Any Government minister can seek to draw funding from the Secret Service allocation as long as it is for information in relation to the security of the State, the Secretary General of the Department of Finance has revealed.
Addressing the Public Accounts Committee yesterday, Mr Tom Considine said he did not know what the money drawn from the Secret Service fund was used for.
He said that under the rules, a minister requested money from the fund from the Minister for Finance.
The Comptroller and Auditor General, Mr John Purcell, told the committee that the money in the Secret Service fund was held in a separate bank account to other Exchequer funds.
Mr Joe Higgins of the Socialist Party asked whether the money was used to pay for burgers and chips for secret agents who were staking out suspects.

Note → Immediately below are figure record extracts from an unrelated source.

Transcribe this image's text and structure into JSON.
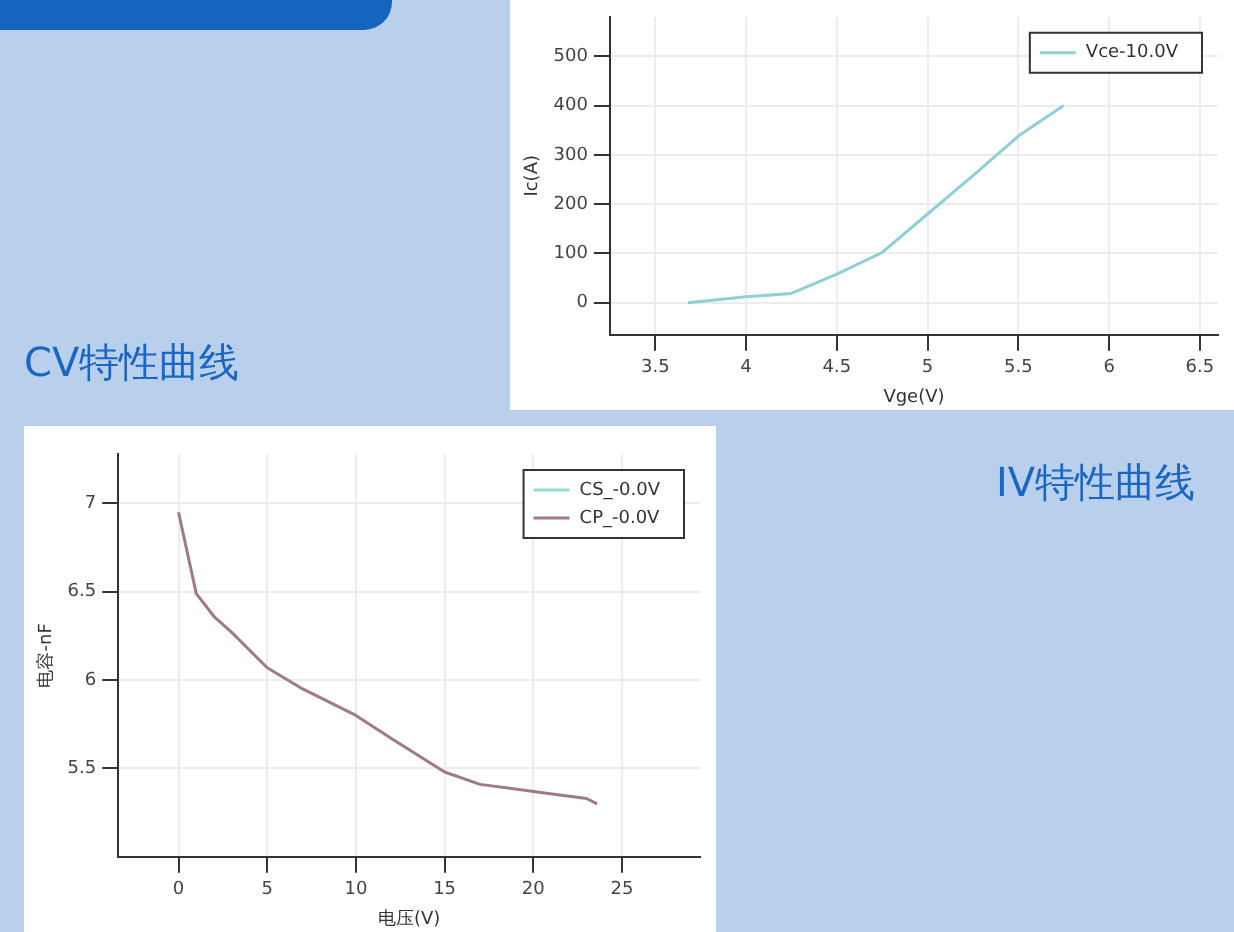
{
  "chart_data": [
    {
      "type": "line",
      "title": "IV特性曲线",
      "xlabel": "Vge(V)",
      "ylabel": "Ic(A)",
      "xlim": [
        3.25,
        6.6
      ],
      "ylim": [
        -65,
        580
      ],
      "xticks": [
        3.5,
        4,
        4.5,
        5,
        5.5,
        6,
        6.5
      ],
      "yticks": [
        0,
        100,
        200,
        300,
        400,
        500
      ],
      "grid": true,
      "legend": "top right",
      "marker": "none",
      "series": [
        {
          "name": "Vce-10.0V",
          "color": "#8fd0d4",
          "x": [
            3.68,
            4.0,
            4.25,
            4.5,
            4.75,
            5.0,
            5.25,
            5.5,
            5.75
          ],
          "values": [
            0,
            12,
            19,
            58,
            102,
            180,
            258,
            338,
            400
          ]
        }
      ]
    },
    {
      "type": "line",
      "title": "CV特性曲线",
      "xlabel": "电压(V)",
      "ylabel": "电容-nF",
      "xlim": [
        -3.4,
        29.4
      ],
      "ylim": [
        5.0,
        7.28
      ],
      "xticks": [
        0,
        5,
        10,
        15,
        20,
        25
      ],
      "yticks": [
        5.5,
        6,
        6.5,
        7
      ],
      "grid": true,
      "legend": "top right",
      "marker": "none",
      "series": [
        {
          "name": "CS_-0.0V",
          "color": "#8fe0d4"
        },
        {
          "name": "CP_-0.0V",
          "color": "#a07a84",
          "x": [
            0,
            1,
            2,
            3,
            5,
            7,
            10,
            12,
            15,
            17,
            20,
            23,
            23.6
          ],
          "values": [
            6.95,
            6.49,
            6.36,
            6.27,
            6.07,
            5.95,
            5.8,
            5.67,
            5.48,
            5.41,
            5.37,
            5.33,
            5.3
          ]
        }
      ]
    }
  ]
}
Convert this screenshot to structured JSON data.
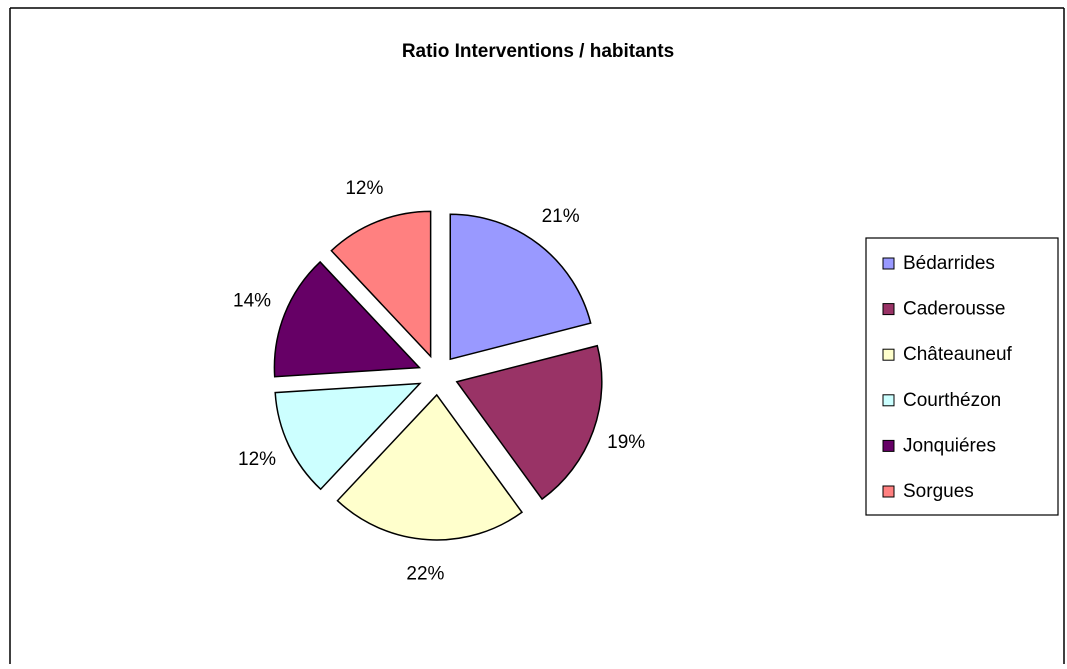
{
  "chart_data": {
    "type": "pie",
    "title": "Ratio Interventions / habitants",
    "categories": [
      "Bédarrides",
      "Caderousse",
      "Châteauneuf",
      "Courthézon",
      "Jonquiéres",
      "Sorgues"
    ],
    "values": [
      21,
      19,
      22,
      12,
      14,
      12
    ],
    "value_labels": [
      "21%",
      "19%",
      "22%",
      "12%",
      "14%",
      "12%"
    ],
    "colors": [
      "#9999ff",
      "#993366",
      "#ffffcc",
      "#ccffff",
      "#660066",
      "#ff8080"
    ],
    "legend": "right"
  }
}
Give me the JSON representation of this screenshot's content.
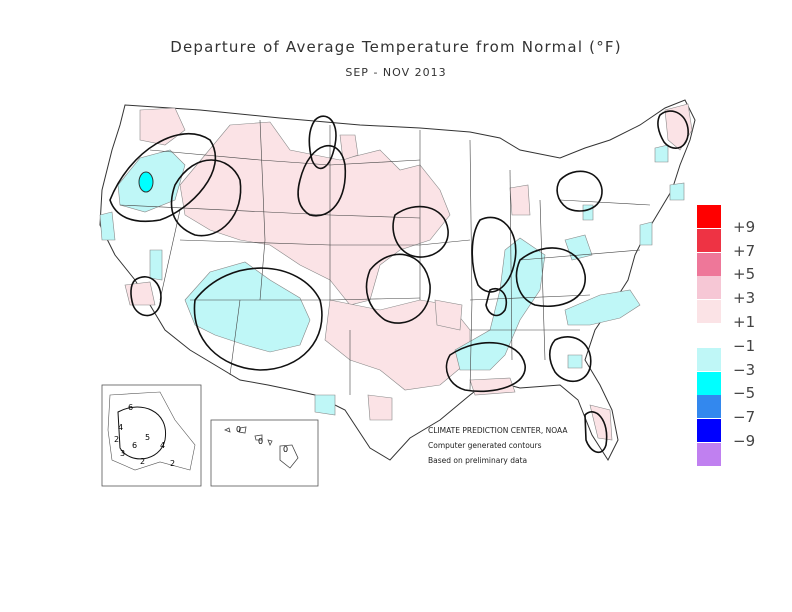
{
  "title": "Departure of Average Temperature from Normal (°F)",
  "subtitle": "SEP - NOV 2013",
  "credits": {
    "agency": "CLIMATE PREDICTION CENTER, NOAA",
    "method": "Computer generated contours",
    "basis": "Based on preliminary data"
  },
  "legend": [
    {
      "label": "+9",
      "color": "#ff0000"
    },
    {
      "label": "+7",
      "color": "#ee3344"
    },
    {
      "label": "+5",
      "color": "#ee7799"
    },
    {
      "label": "+3",
      "color": "#f6c7d5"
    },
    {
      "label": "+1",
      "color": "#fbe3e6"
    },
    {
      "label": "−1",
      "color": "#ffffff"
    },
    {
      "label": "−3",
      "color": "#bff7f7"
    },
    {
      "label": "−5",
      "color": "#00ffff"
    },
    {
      "label": "−7",
      "color": "#3388ee"
    },
    {
      "label": "−9",
      "color": "#0000ff"
    },
    {
      "label": "",
      "color": "#c080f0"
    }
  ],
  "alaska_contour_labels": [
    "6",
    "4",
    "2",
    "3",
    "5",
    "6",
    "4",
    "2",
    "2"
  ],
  "hawaii_contour_labels": [
    "0",
    "0",
    "0"
  ]
}
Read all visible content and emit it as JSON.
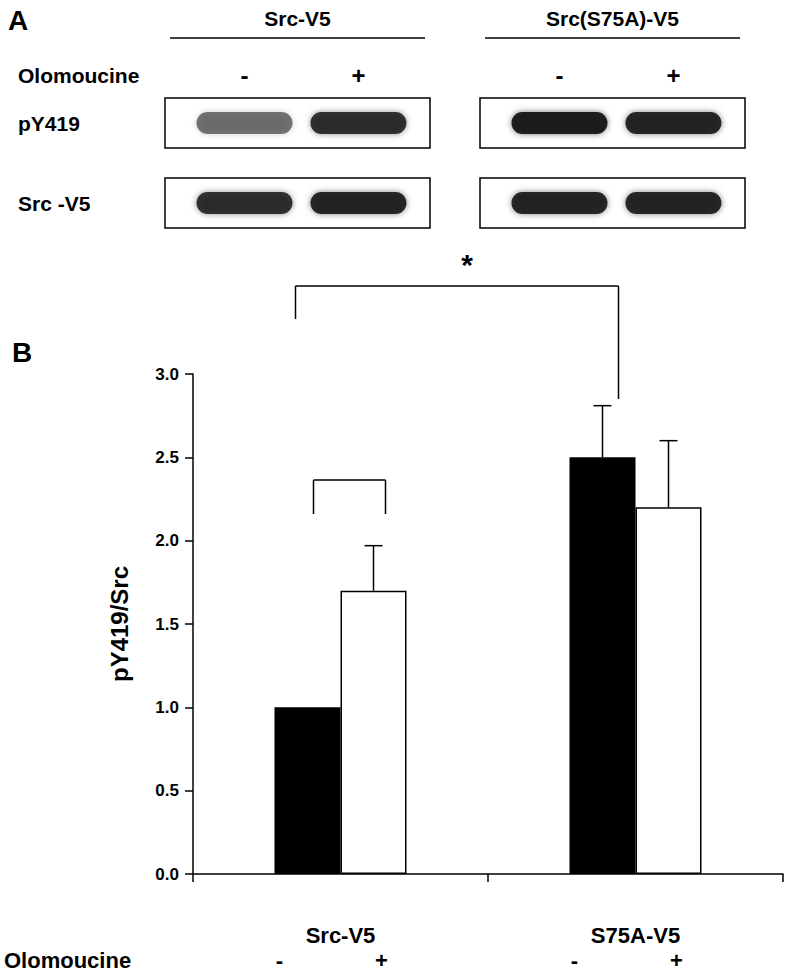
{
  "panel_a": {
    "panel_label": "A",
    "treatment": "Olomoucine",
    "groups": [
      {
        "label": "Src-V5",
        "lanes": [
          "-",
          "+"
        ]
      },
      {
        "label": "Src(S75A)-V5",
        "lanes": [
          "-",
          "+"
        ]
      }
    ],
    "rows": [
      {
        "label": "pY419",
        "band_intensity": [
          [
            0.55,
            0.85
          ],
          [
            0.95,
            0.9
          ]
        ]
      },
      {
        "label": "Src -V5",
        "band_intensity": [
          [
            0.85,
            0.9
          ],
          [
            0.9,
            0.9
          ]
        ]
      }
    ]
  },
  "chart_data": {
    "panel_label": "B",
    "type": "bar",
    "ylabel": "pY419/Src",
    "x_row_label": "Olomoucine",
    "categories": [
      "Src-V5",
      "S75A-V5"
    ],
    "series": [
      {
        "name": "-",
        "color": "#000000",
        "values": [
          1.0,
          2.5
        ],
        "errors": [
          null,
          0.31
        ]
      },
      {
        "name": "+",
        "color": "#ffffff",
        "values": [
          1.7,
          2.2
        ],
        "errors": [
          0.27,
          0.4
        ]
      }
    ],
    "ylim": [
      0,
      3
    ],
    "yticks": [
      {
        "value": 0,
        "label": "0.0"
      },
      0.5,
      {
        "value": 1,
        "label": "1.0"
      },
      1.5,
      {
        "value": 2,
        "label": "2.0"
      },
      2.5,
      {
        "value": 3,
        "label": "3.0"
      }
    ],
    "grid": false,
    "brackets": [
      {
        "from": {
          "category": "Src-V5",
          "series": "-"
        },
        "to": {
          "category": "S75A-V5",
          "series": "-"
        },
        "label": "*"
      },
      {
        "from": {
          "category": "Src-V5",
          "series": "-"
        },
        "to": {
          "category": "Src-V5",
          "series": "+"
        }
      }
    ]
  }
}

Mr Considine did not know.
Mr Higgins asked whether only the Minister for Justice and the Minister for Defence could draw money from the Secret Service allocation. Mr Considine said he did not believe that "there was a bar on any minister seeking money from the fund, as long as it was for information relating to the security of the State".
Mr Higgins suggested the money was used "to pay off informers".
Mr Considine said he could not add to what he had already said.
In 2003, nearly €440,000 out of a total of €831,000 that had been voted by the Dáil for the Secret Service fund had been returned unspent to the Exchequer.